Pas question évidemment, s’écrient les alliés de l’ex-curé de Saint Jean Bosco, particulièrement les Pères du Saint Esprit, en tête le Père Antoine Adrien ; l’ancien dirigeant du PUCH (parti communiste), Dr. Gérard Pierre-Charles ; peut-être aussi les leaders du FNCD qui avaient chaudement fait campagne en faveur de l’élu du 16 décembre 1990, Evans Paul (K-Plim) et Dr. Turneb Delpé et autres.

On comprend. La lutte avait été intense. On était encore en guerre, surtout après la récente tentative, seulement le mois précédent (7 janvier 1991), de l’ancien chef ‘tonton macoute’ Dr. Roger Lafontant de faire un coup d’état.

L’armée déjoua la tentative et jeta Lafontant en prison. Mais les esprits étaient encore surchauffés comme on peut deviner.
L’initiative des trois émissaires de Washington donc était mort-née.

Cependant il s’agit quand même de la puissance dominante. Et on peut se demander si de les avoir mieux écoutés, ne nous aurait pas épargné certains déboires par la suite.

D’ailleurs qui sont les trois émissaires en question ?

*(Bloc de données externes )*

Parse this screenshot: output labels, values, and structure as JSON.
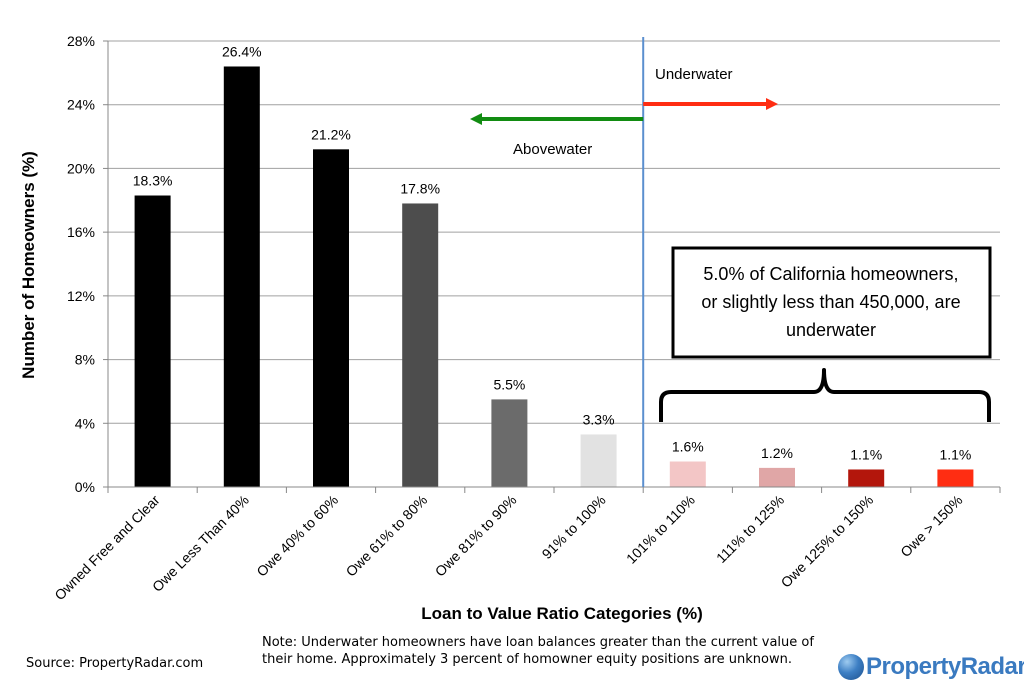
{
  "chart_data": {
    "type": "bar",
    "title": "",
    "xlabel": "Loan to Value Ratio Categories (%)",
    "ylabel": "Number of Homeowners (%)",
    "ylim": [
      0,
      28
    ],
    "yticks": [
      0,
      4,
      8,
      12,
      16,
      20,
      24,
      28
    ],
    "ytick_labels": [
      "0%",
      "4%",
      "8%",
      "12%",
      "16%",
      "20%",
      "24%",
      "28%"
    ],
    "grid": true,
    "categories": [
      "Owned Free and Clear",
      "Owe Less Than 40%",
      "Owe 40% to 60%",
      "Owe 61% to 80%",
      "Owe 81% to 90%",
      "91% to 100%",
      "101% to 110%",
      "111% to 125%",
      "Owe 125% to 150%",
      "Owe > 150%"
    ],
    "values": [
      18.3,
      26.4,
      21.2,
      17.8,
      5.5,
      3.3,
      1.6,
      1.2,
      1.1,
      1.1
    ],
    "value_labels": [
      "18.3%",
      "26.4%",
      "21.2%",
      "17.8%",
      "5.5%",
      "3.3%",
      "1.6%",
      "1.2%",
      "1.1%",
      "1.1%"
    ],
    "colors": [
      "#000000",
      "#000000",
      "#000000",
      "#4d4d4d",
      "#6b6b6b",
      "#e2e2e2",
      "#f3c6c6",
      "#e0a6a6",
      "#b3160c",
      "#ff2d12"
    ],
    "divider_after_index": 5,
    "annotations": {
      "underwater": "Underwater",
      "abovewater": "Abovewater",
      "callout": [
        "5.0% of California homeowners,",
        "or slightly less than 450,000, are",
        "underwater"
      ]
    },
    "arrow_colors": {
      "underwater": "#ff2d12",
      "abovewater": "#128c12"
    },
    "divider_color": "#5b8fcf"
  },
  "footer": {
    "source": "Source: PropertyRadar.com",
    "note": "Note: Underwater homeowners have loan balances greater than the current value of their home. Approximately 3 percent of homowner equity positions are unknown.",
    "logo": "PropertyRadar"
  }
}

Si Robert S. McNamara, ex-président de la Banque mondiale, était là pour soutenir un poulain, Marc Bazin, par contre la démarche de Jimmy Carter et peut-être aussi de Colin Powell était probablement plus ‘politique’, c’est-à-dire avait une signification plus profonde.

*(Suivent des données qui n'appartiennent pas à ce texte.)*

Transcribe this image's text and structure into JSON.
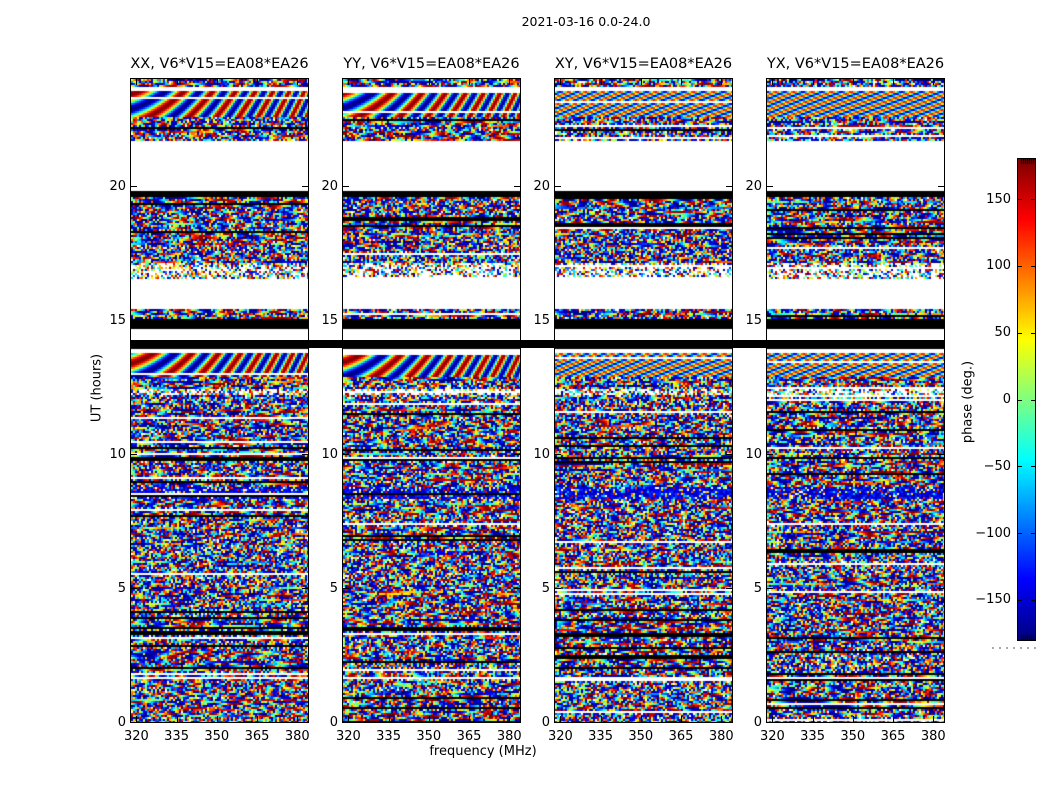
{
  "chart_data": {
    "type": "heatmap",
    "title": "2021-03-16 0.0-24.0",
    "xlabel": "frequency (MHz)",
    "ylabel": "UT (hours)",
    "xlim": [
      318,
      384
    ],
    "ylim": [
      0,
      24
    ],
    "x_ticks": [
      320,
      335,
      350,
      365,
      380
    ],
    "y_ticks": [
      0,
      5,
      10,
      15,
      20
    ],
    "grid": false,
    "panels": [
      {
        "label": "XX, V6*V15=EA08*EA26",
        "pol": "XX",
        "texture": "coarse",
        "seed": 11
      },
      {
        "label": "YY, V6*V15=EA08*EA26",
        "pol": "YY",
        "texture": "coarse",
        "seed": 22
      },
      {
        "label": "XY, V6*V15=EA08*EA26",
        "pol": "XY",
        "texture": "fine",
        "seed": 33
      },
      {
        "label": "YX, V6*V15=EA08*EA26",
        "pol": "YX",
        "texture": "fine",
        "seed": 44
      }
    ],
    "colorbar": {
      "label": "phase (deg.)",
      "ticks": [
        150,
        100,
        50,
        0,
        -50,
        -100,
        -150
      ],
      "min": -180,
      "max": 180,
      "colormap": "jet"
    },
    "time_segments": [
      {
        "from": 23.7,
        "to": 24.0,
        "type": "noise"
      },
      {
        "from": 23.55,
        "to": 23.7,
        "type": "white"
      },
      {
        "from": 22.55,
        "to": 23.55,
        "type": "wave"
      },
      {
        "from": 21.72,
        "to": 22.55,
        "type": "noise"
      },
      {
        "from": 19.85,
        "to": 21.72,
        "type": "white"
      },
      {
        "from": 19.6,
        "to": 19.85,
        "type": "black"
      },
      {
        "from": 17.1,
        "to": 19.6,
        "type": "noise"
      },
      {
        "from": 16.55,
        "to": 17.1,
        "type": "noise-sparse"
      },
      {
        "from": 15.4,
        "to": 16.55,
        "type": "white"
      },
      {
        "from": 15.05,
        "to": 15.4,
        "type": "noise"
      },
      {
        "from": 14.7,
        "to": 15.05,
        "type": "black"
      },
      {
        "from": 14.25,
        "to": 14.7,
        "type": "white"
      },
      {
        "from": 13.95,
        "to": 14.25,
        "type": "black"
      },
      {
        "from": 13.75,
        "to": 13.95,
        "type": "white"
      },
      {
        "from": 12.85,
        "to": 13.75,
        "type": "wave"
      },
      {
        "from": 12.45,
        "to": 12.85,
        "type": "noise"
      },
      {
        "from": 12.2,
        "to": 12.45,
        "type": "noise-sparse"
      },
      {
        "from": 8.75,
        "to": 12.2,
        "type": "noise"
      },
      {
        "from": 8.35,
        "to": 8.75,
        "type": "noise-dark"
      },
      {
        "from": 1.7,
        "to": 8.35,
        "type": "noise"
      },
      {
        "from": 1.58,
        "to": 1.7,
        "type": "white"
      },
      {
        "from": 0.0,
        "to": 1.58,
        "type": "noise"
      }
    ],
    "full_width_flag_band_hours": [
      13.95,
      14.25
    ]
  }
}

En effet, les tout-puissants conseillers de l’élu du 16 décembre 1990 sont peut-être passés trop vite par-dessus le rôle primordial qui fut joué par l’ex-président démocrate des Etats-Unis (1976-1980) dans les événements qui précipiteront la chute de la dictature Duvalier le 7 février 1986.
En effet c’est sous la présidence Carter qu’une expression entra dans l’actualité politique en Haïti, comme une arme secrète qui va miner le régime pour l’entrainer, lentement mais sûrement, vers la sortie. C’est le mot : droits de l’homme.

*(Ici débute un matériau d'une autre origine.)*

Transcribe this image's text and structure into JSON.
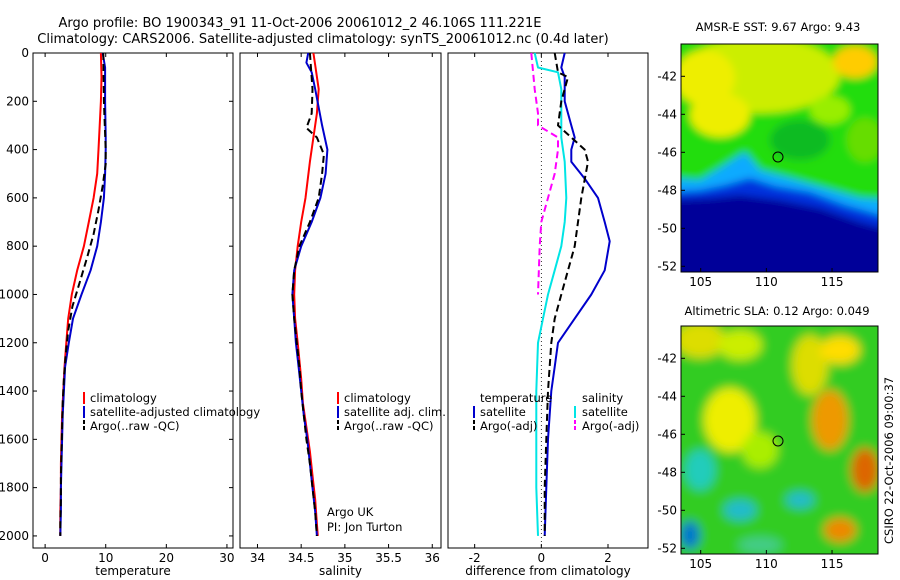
{
  "header": {
    "line1": "Argo profile: BO 1900343_91 11-Oct-2006 20061012_2 46.106S 111.221E",
    "line2": "Climatology: CARS2006. Satellite-adjusted climatology: synTS_20061012.nc (0.4d later)"
  },
  "notes": {
    "argo_uk": "Argo UK",
    "pi": "PI: Jon Turton",
    "csiro": "CSIRO 22-Oct-2006 09:00:37"
  },
  "colors": {
    "climatology": "#ff0000",
    "satellite": "#0000cc",
    "argo": "#000000",
    "cyan": "#00e5e5",
    "magenta": "#ff00ff"
  },
  "chart_data": [
    {
      "id": "temperature",
      "type": "line",
      "xlabel": "temperature",
      "ylabel": "",
      "xlim": [
        -2,
        31
      ],
      "ylim": [
        2050,
        0
      ],
      "xticks": [
        0,
        10,
        20,
        30
      ],
      "yticks": [
        0,
        200,
        400,
        600,
        800,
        1000,
        1200,
        1400,
        1600,
        1800,
        2000
      ],
      "legend": [
        "climatology",
        "satellite-adjusted climatology",
        "Argo(..raw -QC)"
      ],
      "series": [
        {
          "name": "climatology",
          "color": "#ff0000",
          "style": "solid",
          "width": 2,
          "points": [
            [
              9.2,
              0
            ],
            [
              9.3,
              100
            ],
            [
              9.2,
              200
            ],
            [
              9.0,
              300
            ],
            [
              8.8,
              400
            ],
            [
              8.6,
              500
            ],
            [
              8.0,
              600
            ],
            [
              7.2,
              700
            ],
            [
              6.4,
              800
            ],
            [
              5.3,
              900
            ],
            [
              4.4,
              1000
            ],
            [
              3.8,
              1100
            ],
            [
              3.5,
              1200
            ],
            [
              3.2,
              1300
            ],
            [
              3.0,
              1400
            ],
            [
              2.8,
              1500
            ],
            [
              2.7,
              1600
            ],
            [
              2.6,
              1700
            ],
            [
              2.6,
              1800
            ],
            [
              2.5,
              1900
            ],
            [
              2.5,
              2000
            ]
          ]
        },
        {
          "name": "satellite-adjusted climatology",
          "color": "#0000cc",
          "style": "solid",
          "width": 2,
          "points": [
            [
              9.5,
              0
            ],
            [
              9.9,
              60
            ],
            [
              9.9,
              200
            ],
            [
              10.0,
              350
            ],
            [
              10.0,
              400
            ],
            [
              9.9,
              500
            ],
            [
              9.7,
              600
            ],
            [
              9.2,
              700
            ],
            [
              8.6,
              800
            ],
            [
              7.5,
              900
            ],
            [
              6.0,
              1000
            ],
            [
              4.6,
              1100
            ],
            [
              3.9,
              1200
            ],
            [
              3.3,
              1300
            ],
            [
              3.1,
              1400
            ],
            [
              2.9,
              1500
            ],
            [
              2.8,
              1600
            ],
            [
              2.7,
              1700
            ],
            [
              2.6,
              1800
            ],
            [
              2.6,
              1900
            ],
            [
              2.5,
              2000
            ]
          ]
        },
        {
          "name": "Argo(..raw -QC)",
          "color": "#000000",
          "style": "dashed",
          "width": 2,
          "points": [
            [
              9.6,
              0
            ],
            [
              9.7,
              200
            ],
            [
              10.0,
              400
            ],
            [
              10.0,
              460
            ],
            [
              9.5,
              550
            ],
            [
              8.8,
              650
            ],
            [
              8.0,
              750
            ],
            [
              6.9,
              850
            ],
            [
              5.7,
              950
            ],
            [
              4.5,
              1050
            ],
            [
              3.8,
              1150
            ],
            [
              3.4,
              1250
            ],
            [
              3.1,
              1350
            ],
            [
              2.9,
              1450
            ],
            [
              2.8,
              1550
            ],
            [
              2.7,
              1650
            ],
            [
              2.6,
              1750
            ],
            [
              2.6,
              1850
            ],
            [
              2.5,
              1950
            ],
            [
              2.5,
              2000
            ]
          ]
        }
      ]
    },
    {
      "id": "salinity",
      "type": "line",
      "xlabel": "salinity",
      "ylabel": "",
      "xlim": [
        33.8,
        36.1
      ],
      "ylim": [
        2050,
        0
      ],
      "xticks": [
        34,
        34.5,
        35,
        35.5,
        36
      ],
      "yticks": [],
      "legend": [
        "climatology",
        "satellite adj. clim.",
        "Argo(..raw -QC)"
      ],
      "series": [
        {
          "name": "climatology",
          "color": "#ff0000",
          "style": "solid",
          "width": 2,
          "points": [
            [
              34.64,
              0
            ],
            [
              34.66,
              50
            ],
            [
              34.7,
              150
            ],
            [
              34.68,
              250
            ],
            [
              34.64,
              350
            ],
            [
              34.6,
              450
            ],
            [
              34.55,
              600
            ],
            [
              34.5,
              700
            ],
            [
              34.46,
              800
            ],
            [
              34.43,
              900
            ],
            [
              34.42,
              1000
            ],
            [
              34.43,
              1100
            ],
            [
              34.46,
              1200
            ],
            [
              34.5,
              1350
            ],
            [
              34.52,
              1450
            ],
            [
              34.56,
              1550
            ],
            [
              34.6,
              1650
            ],
            [
              34.63,
              1750
            ],
            [
              34.66,
              1850
            ],
            [
              34.68,
              1950
            ],
            [
              34.69,
              2000
            ]
          ]
        },
        {
          "name": "satellite adj. clim.",
          "color": "#0000cc",
          "style": "solid",
          "width": 2,
          "points": [
            [
              34.58,
              0
            ],
            [
              34.56,
              40
            ],
            [
              34.62,
              80
            ],
            [
              34.66,
              150
            ],
            [
              34.74,
              300
            ],
            [
              34.8,
              400
            ],
            [
              34.78,
              500
            ],
            [
              34.72,
              600
            ],
            [
              34.62,
              700
            ],
            [
              34.5,
              800
            ],
            [
              34.42,
              900
            ],
            [
              34.4,
              1000
            ],
            [
              34.42,
              1100
            ],
            [
              34.44,
              1200
            ],
            [
              34.47,
              1300
            ],
            [
              34.5,
              1400
            ],
            [
              34.53,
              1500
            ],
            [
              34.57,
              1600
            ],
            [
              34.6,
              1700
            ],
            [
              34.63,
              1800
            ],
            [
              34.66,
              1900
            ],
            [
              34.68,
              2000
            ]
          ]
        },
        {
          "name": "Argo(..raw -QC)",
          "color": "#000000",
          "style": "dashed",
          "width": 2,
          "points": [
            [
              34.6,
              0
            ],
            [
              34.63,
              150
            ],
            [
              34.62,
              250
            ],
            [
              34.56,
              310
            ],
            [
              34.68,
              350
            ],
            [
              34.76,
              420
            ],
            [
              34.74,
              500
            ],
            [
              34.7,
              600
            ],
            [
              34.6,
              700
            ],
            [
              34.48,
              800
            ],
            [
              34.42,
              900
            ],
            [
              34.4,
              1000
            ],
            [
              34.42,
              1100
            ],
            [
              34.45,
              1200
            ],
            [
              34.48,
              1300
            ],
            [
              34.5,
              1400
            ],
            [
              34.53,
              1500
            ],
            [
              34.56,
              1600
            ],
            [
              34.6,
              1700
            ],
            [
              34.63,
              1800
            ],
            [
              34.66,
              1900
            ],
            [
              34.68,
              2000
            ]
          ]
        }
      ]
    },
    {
      "id": "difference",
      "type": "line",
      "xlabel": "difference from climatology",
      "ylabel": "",
      "xlim": [
        -2.8,
        3.2
      ],
      "ylim": [
        2050,
        0
      ],
      "xticks": [
        -2,
        0,
        2
      ],
      "yticks": [],
      "legend_temperature_title": "temperature",
      "legend_salinity_title": "salinity",
      "legend": [
        "satellite",
        "Argo(-adj)",
        "satellite",
        "Argo(-adj)"
      ],
      "series": [
        {
          "name": "satellite",
          "group": "temperature",
          "color": "#0000cc",
          "style": "solid",
          "width": 2,
          "points": [
            [
              0.7,
              0
            ],
            [
              0.6,
              60
            ],
            [
              0.7,
              100
            ],
            [
              0.7,
              200
            ],
            [
              0.9,
              300
            ],
            [
              1.0,
              350
            ],
            [
              0.9,
              400
            ],
            [
              0.9,
              450
            ],
            [
              1.3,
              520
            ],
            [
              1.7,
              600
            ],
            [
              1.9,
              700
            ],
            [
              2.05,
              780
            ],
            [
              1.9,
              900
            ],
            [
              1.5,
              1000
            ],
            [
              1.0,
              1100
            ],
            [
              0.5,
              1200
            ],
            [
              0.4,
              1300
            ],
            [
              0.3,
              1400
            ],
            [
              0.2,
              1600
            ],
            [
              0.15,
              1800
            ],
            [
              0.1,
              2000
            ]
          ]
        },
        {
          "name": "satellite",
          "group": "salinity",
          "color": "#00e5e5",
          "style": "solid",
          "width": 2,
          "points": [
            [
              -0.2,
              0
            ],
            [
              -0.1,
              60
            ],
            [
              0.5,
              80
            ],
            [
              0.6,
              150
            ],
            [
              0.6,
              250
            ],
            [
              0.6,
              350
            ],
            [
              0.7,
              450
            ],
            [
              0.75,
              600
            ],
            [
              0.7,
              700
            ],
            [
              0.6,
              800
            ],
            [
              0.4,
              900
            ],
            [
              0.2,
              1000
            ],
            [
              0.05,
              1100
            ],
            [
              -0.1,
              1200
            ],
            [
              -0.15,
              1400
            ],
            [
              -0.15,
              1600
            ],
            [
              -0.15,
              1800
            ],
            [
              -0.1,
              2000
            ]
          ]
        },
        {
          "name": "Argo(-adj)",
          "group": "temperature",
          "color": "#000000",
          "style": "dashed",
          "width": 2,
          "points": [
            [
              0.4,
              0
            ],
            [
              0.5,
              80
            ],
            [
              0.8,
              100
            ],
            [
              0.6,
              200
            ],
            [
              0.5,
              300
            ],
            [
              0.9,
              350
            ],
            [
              1.3,
              400
            ],
            [
              1.4,
              450
            ],
            [
              1.2,
              600
            ],
            [
              1.1,
              700
            ],
            [
              1.0,
              800
            ],
            [
              0.8,
              900
            ],
            [
              0.6,
              1000
            ],
            [
              0.4,
              1100
            ],
            [
              0.3,
              1200
            ],
            [
              0.2,
              1400
            ],
            [
              0.15,
              1600
            ],
            [
              0.1,
              1800
            ],
            [
              0.1,
              2000
            ]
          ]
        },
        {
          "name": "Argo(-adj)",
          "group": "salinity",
          "color": "#ff00ff",
          "style": "dashed",
          "width": 2,
          "points": [
            [
              -0.3,
              0
            ],
            [
              -0.2,
              150
            ],
            [
              -0.1,
              250
            ],
            [
              -0.1,
              300
            ],
            [
              0.5,
              350
            ],
            [
              0.5,
              400
            ],
            [
              0.4,
              500
            ],
            [
              0.2,
              600
            ],
            [
              0.0,
              700
            ],
            [
              -0.05,
              800
            ],
            [
              -0.1,
              1000
            ]
          ]
        }
      ]
    },
    {
      "id": "sst_map",
      "type": "heatmap",
      "title": "AMSR-E SST: 9.67 Argo: 9.43",
      "xlim": [
        103.5,
        118.5
      ],
      "ylim": [
        -52.3,
        -40.3
      ],
      "xticks": [
        105,
        110,
        115
      ],
      "yticks": [
        -42,
        -44,
        -46,
        -48,
        -50,
        -52
      ],
      "argo_marker": {
        "lon": 111.221,
        "lat": -46.106
      }
    },
    {
      "id": "sla_map",
      "type": "heatmap",
      "title": "Altimetric SLA: 0.12 Argo: 0.049",
      "xlim": [
        103.5,
        118.5
      ],
      "ylim": [
        -52.3,
        -40.3
      ],
      "xticks": [
        105,
        110,
        115
      ],
      "yticks": [
        -42,
        -44,
        -46,
        -48,
        -50,
        -52
      ],
      "argo_marker": {
        "lon": 111.221,
        "lat": -46.106
      }
    }
  ]
}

Le palais national trembla, et Baby Doc, au sens propre, fit pipi dans son pantalon quand l’Ambassadeur des Etats-Unis à l’ONU, le Révérend Andrew Young débarqua à Port-au-Prince et ordonna au régime à vie de libérer tous les prisonniers politiques.
La dictature n’osa opposer aucune résistance. Fort Dimanche fut vidé de tous ses pensionnaires. L’un des chanceux bénéficiaires fut l’auteur de l’ouvrage bien connu ‘Fort Dimanche Fort La Mort’, Rodney Lemoine qui dit tout sur l’horreur qui s’est passée pendant plus de vingt ans en ces lieux.
Mais de plus Jimmy Carter fut le président américain, et le seul à avoir accueilli des haïtiens comme réfugiés politiques, comme fuyant un régime criminel et mortifère quoique allié des Etats-Unis.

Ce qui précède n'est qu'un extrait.